А пуховик не из бюджетных. Потом и правда натурой придётся расплачиваться.
— Благодарю покорно, что подвёз, Романов.
Гад ты нервотрепательный, продолжаю мысленно.
— Спросила бы номер телефона, чтобы кинуть тебе за бензин, но уверена — не дашь.
— Почему же не дам? — приподнимает брови.
— Дашь? — подозрительно лупаю глазами.
— Дам.
— Записываю тогда, — достаю телефон.
— Записывай-записывай. Восемь…
Занеся в контакты новый номер, сразу захожу в банк, и перевожу ему тыщу.
Нормальная сумма. Даже переплатила. Да беда в то, что…
— У тебя отключены быстрые переводы. На карту не бросить. Могу только на телефон кинуть, — злюсь, из-за того, что приходится объяснять наверняка ему известное.
— Кинь на телефон, — делая чуток погромче музыку, щурится из-за солнце исчадие.

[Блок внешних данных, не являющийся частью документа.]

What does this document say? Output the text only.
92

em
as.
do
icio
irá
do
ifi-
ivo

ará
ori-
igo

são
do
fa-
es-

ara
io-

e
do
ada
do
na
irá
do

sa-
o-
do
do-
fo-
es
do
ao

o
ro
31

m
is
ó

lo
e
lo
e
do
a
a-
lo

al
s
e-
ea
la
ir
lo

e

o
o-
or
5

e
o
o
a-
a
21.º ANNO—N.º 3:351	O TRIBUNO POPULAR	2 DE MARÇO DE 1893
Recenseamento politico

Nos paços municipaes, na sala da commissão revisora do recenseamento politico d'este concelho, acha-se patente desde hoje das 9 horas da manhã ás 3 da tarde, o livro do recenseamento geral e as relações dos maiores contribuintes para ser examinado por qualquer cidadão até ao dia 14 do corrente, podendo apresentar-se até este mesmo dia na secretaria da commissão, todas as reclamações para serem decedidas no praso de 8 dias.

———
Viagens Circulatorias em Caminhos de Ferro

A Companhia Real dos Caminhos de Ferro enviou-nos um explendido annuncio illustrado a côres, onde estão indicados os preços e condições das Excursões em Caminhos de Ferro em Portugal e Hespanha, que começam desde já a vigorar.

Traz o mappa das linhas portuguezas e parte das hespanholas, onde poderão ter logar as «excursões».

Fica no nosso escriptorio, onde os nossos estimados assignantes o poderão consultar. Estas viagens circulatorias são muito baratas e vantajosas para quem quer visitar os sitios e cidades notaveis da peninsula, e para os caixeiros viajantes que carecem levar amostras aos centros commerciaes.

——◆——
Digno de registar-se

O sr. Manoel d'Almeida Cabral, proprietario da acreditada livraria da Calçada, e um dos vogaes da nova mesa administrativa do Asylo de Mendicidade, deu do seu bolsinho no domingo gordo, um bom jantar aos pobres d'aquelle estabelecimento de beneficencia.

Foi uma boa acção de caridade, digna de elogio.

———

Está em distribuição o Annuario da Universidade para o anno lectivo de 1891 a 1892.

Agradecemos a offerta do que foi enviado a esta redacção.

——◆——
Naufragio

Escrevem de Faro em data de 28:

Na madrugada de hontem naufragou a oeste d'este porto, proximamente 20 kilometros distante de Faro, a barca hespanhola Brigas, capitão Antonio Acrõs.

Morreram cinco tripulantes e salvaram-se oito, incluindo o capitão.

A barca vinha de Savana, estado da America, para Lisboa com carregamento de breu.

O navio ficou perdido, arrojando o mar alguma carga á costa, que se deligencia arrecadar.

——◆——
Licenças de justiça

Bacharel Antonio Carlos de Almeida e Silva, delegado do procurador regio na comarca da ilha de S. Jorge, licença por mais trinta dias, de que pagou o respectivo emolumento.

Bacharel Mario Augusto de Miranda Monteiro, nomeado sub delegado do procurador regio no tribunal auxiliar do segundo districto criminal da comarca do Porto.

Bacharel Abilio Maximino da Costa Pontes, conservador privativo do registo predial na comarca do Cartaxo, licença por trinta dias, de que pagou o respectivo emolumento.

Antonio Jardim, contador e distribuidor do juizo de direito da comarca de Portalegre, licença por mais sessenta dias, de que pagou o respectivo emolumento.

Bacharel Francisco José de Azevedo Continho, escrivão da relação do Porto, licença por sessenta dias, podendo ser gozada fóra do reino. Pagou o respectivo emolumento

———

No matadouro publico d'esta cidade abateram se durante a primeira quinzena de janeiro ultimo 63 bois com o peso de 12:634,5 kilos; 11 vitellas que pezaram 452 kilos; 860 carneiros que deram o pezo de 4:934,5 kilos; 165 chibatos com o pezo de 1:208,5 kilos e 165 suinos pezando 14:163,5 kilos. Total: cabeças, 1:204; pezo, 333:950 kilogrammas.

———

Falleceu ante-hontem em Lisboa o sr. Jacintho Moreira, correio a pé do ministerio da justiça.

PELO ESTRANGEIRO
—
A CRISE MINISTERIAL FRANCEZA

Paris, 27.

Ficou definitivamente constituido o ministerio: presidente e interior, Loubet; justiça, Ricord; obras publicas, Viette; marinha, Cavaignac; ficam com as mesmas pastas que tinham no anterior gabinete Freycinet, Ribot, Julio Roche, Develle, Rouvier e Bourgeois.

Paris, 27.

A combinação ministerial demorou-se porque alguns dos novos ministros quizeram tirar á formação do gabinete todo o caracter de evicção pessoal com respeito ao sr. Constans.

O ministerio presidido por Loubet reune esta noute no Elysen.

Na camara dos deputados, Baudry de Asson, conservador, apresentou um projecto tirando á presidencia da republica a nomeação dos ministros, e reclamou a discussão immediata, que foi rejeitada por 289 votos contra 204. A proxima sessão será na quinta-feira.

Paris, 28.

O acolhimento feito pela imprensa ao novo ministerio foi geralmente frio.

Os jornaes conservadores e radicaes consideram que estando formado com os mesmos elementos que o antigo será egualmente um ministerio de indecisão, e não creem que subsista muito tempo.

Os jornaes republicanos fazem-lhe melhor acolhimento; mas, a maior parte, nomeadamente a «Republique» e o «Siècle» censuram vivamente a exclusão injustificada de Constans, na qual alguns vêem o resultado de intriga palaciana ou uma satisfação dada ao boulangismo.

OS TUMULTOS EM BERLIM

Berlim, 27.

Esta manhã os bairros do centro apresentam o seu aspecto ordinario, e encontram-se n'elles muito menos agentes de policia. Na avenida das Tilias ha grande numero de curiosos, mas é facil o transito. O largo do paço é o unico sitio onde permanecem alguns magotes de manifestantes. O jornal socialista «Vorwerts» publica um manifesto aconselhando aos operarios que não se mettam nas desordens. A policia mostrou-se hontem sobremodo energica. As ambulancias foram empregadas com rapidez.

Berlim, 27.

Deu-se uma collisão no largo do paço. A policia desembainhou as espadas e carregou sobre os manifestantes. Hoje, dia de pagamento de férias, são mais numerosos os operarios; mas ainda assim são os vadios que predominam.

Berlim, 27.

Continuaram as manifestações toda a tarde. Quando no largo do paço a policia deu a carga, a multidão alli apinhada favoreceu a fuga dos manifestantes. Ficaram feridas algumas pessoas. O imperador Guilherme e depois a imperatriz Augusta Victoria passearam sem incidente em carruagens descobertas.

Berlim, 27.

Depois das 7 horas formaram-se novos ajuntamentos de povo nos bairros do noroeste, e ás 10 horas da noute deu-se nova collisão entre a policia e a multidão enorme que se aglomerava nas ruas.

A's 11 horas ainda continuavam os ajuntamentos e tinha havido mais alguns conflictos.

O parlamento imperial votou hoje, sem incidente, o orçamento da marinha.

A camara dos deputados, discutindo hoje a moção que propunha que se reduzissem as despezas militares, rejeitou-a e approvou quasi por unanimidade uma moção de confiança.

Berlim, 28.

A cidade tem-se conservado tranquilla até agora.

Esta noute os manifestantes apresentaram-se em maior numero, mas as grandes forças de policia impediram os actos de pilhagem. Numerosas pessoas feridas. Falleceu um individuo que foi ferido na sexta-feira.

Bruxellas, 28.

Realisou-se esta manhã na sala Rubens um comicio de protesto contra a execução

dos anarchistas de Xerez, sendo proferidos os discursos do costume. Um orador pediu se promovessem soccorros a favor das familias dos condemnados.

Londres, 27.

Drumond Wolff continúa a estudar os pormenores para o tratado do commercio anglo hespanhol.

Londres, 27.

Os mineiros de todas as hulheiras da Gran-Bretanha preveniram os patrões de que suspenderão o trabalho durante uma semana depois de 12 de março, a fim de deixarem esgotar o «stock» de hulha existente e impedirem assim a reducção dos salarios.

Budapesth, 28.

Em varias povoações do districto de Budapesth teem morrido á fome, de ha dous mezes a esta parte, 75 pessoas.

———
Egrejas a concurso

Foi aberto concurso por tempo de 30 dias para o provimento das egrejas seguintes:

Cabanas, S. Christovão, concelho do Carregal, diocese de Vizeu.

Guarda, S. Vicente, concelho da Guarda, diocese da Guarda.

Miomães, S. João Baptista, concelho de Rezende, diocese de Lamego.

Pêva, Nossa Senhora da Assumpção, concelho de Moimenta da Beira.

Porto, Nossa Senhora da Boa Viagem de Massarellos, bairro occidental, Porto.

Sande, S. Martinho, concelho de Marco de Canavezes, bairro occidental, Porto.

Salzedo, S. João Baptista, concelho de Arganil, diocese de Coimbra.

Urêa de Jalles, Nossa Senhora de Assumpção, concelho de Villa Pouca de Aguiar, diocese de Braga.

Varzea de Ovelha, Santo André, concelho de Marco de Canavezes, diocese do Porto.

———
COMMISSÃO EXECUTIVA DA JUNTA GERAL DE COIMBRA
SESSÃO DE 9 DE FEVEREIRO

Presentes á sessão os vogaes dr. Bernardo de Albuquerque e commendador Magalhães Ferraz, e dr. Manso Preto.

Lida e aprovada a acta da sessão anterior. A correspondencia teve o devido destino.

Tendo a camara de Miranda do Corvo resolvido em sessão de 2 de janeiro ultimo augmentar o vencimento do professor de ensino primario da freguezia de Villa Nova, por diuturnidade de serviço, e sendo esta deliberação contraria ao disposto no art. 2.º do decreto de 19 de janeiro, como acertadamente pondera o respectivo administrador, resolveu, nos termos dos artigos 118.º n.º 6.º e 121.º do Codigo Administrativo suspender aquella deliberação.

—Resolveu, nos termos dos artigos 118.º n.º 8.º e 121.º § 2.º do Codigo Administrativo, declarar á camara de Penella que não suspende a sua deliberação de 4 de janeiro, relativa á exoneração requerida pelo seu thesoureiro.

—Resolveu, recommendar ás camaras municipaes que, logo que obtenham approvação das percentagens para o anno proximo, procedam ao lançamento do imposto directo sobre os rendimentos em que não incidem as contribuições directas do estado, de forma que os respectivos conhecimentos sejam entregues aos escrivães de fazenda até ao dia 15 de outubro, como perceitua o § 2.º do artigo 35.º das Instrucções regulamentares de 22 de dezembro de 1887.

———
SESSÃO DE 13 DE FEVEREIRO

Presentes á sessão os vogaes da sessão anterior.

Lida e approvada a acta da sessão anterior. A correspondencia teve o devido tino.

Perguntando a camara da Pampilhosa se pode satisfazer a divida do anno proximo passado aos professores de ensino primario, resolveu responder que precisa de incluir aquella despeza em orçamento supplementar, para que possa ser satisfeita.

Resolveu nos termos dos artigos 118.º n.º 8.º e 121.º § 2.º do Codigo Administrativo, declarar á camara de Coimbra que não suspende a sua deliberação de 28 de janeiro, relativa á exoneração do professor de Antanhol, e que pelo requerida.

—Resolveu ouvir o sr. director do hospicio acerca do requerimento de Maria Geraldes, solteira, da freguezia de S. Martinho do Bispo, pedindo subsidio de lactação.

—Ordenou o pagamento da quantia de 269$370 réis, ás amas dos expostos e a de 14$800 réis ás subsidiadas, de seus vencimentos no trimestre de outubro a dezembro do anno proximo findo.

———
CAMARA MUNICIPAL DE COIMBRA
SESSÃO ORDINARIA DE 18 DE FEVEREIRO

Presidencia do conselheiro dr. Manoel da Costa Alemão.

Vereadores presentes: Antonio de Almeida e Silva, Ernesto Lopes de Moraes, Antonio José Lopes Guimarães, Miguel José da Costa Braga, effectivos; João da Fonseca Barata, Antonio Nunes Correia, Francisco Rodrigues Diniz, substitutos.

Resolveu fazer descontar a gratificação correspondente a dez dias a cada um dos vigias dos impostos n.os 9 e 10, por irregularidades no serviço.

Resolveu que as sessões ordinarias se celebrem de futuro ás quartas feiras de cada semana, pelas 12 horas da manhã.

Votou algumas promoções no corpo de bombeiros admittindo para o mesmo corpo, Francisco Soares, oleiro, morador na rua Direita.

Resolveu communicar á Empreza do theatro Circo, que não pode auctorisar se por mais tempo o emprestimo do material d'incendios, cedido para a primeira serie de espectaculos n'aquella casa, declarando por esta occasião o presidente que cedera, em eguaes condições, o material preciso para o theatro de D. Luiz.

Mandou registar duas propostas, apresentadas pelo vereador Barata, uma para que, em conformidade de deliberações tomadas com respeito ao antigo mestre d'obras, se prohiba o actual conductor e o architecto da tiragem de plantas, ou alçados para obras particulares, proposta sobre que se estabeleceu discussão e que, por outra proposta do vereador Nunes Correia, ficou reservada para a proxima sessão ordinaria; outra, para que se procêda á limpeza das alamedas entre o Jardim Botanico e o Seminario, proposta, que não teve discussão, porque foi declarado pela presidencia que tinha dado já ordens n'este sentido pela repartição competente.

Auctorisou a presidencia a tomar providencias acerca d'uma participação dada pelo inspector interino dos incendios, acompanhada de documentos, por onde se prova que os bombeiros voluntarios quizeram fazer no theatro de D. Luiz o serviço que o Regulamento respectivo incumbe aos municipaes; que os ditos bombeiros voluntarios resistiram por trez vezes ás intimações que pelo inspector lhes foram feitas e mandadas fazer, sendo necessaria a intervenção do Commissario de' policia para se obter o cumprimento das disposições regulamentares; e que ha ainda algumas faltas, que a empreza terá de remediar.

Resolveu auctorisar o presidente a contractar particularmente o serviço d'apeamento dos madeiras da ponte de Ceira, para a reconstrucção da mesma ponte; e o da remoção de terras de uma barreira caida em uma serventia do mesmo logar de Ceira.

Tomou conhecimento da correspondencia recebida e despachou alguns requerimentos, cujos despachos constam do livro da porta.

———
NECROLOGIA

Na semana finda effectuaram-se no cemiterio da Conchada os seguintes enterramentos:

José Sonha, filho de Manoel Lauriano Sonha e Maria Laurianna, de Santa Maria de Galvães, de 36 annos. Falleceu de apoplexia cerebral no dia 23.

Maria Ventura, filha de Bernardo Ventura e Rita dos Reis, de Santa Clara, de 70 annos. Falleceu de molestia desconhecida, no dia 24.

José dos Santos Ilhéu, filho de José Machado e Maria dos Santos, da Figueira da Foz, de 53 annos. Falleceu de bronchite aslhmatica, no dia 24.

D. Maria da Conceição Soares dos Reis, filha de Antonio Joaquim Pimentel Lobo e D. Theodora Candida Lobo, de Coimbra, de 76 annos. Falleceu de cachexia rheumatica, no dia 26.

— Будет классно. Меня нулевой баланс не настигнет, а, значит, нихр*на не удержит, чтобы тебе позвонить, — зловеще добавляет.
Палец замирает над "отправить на номер телефона".
Ступором то Романов и пользуется. Ловко забирает айфон у опупевшей меня, и под: «отдай, отдай, рожа протокольная. Отдай, кому говорю.»
Звонит сам себе.
По забренчавшему року, в глубине его брюк поняла, что себе.
— Держи, цветочек полевой, — извращается над фамилией, как хочет, всовывает "яблоко" в мои руки.
Перегнувшись, окутывает терпким мускусным парфюмом, и открывает дверь.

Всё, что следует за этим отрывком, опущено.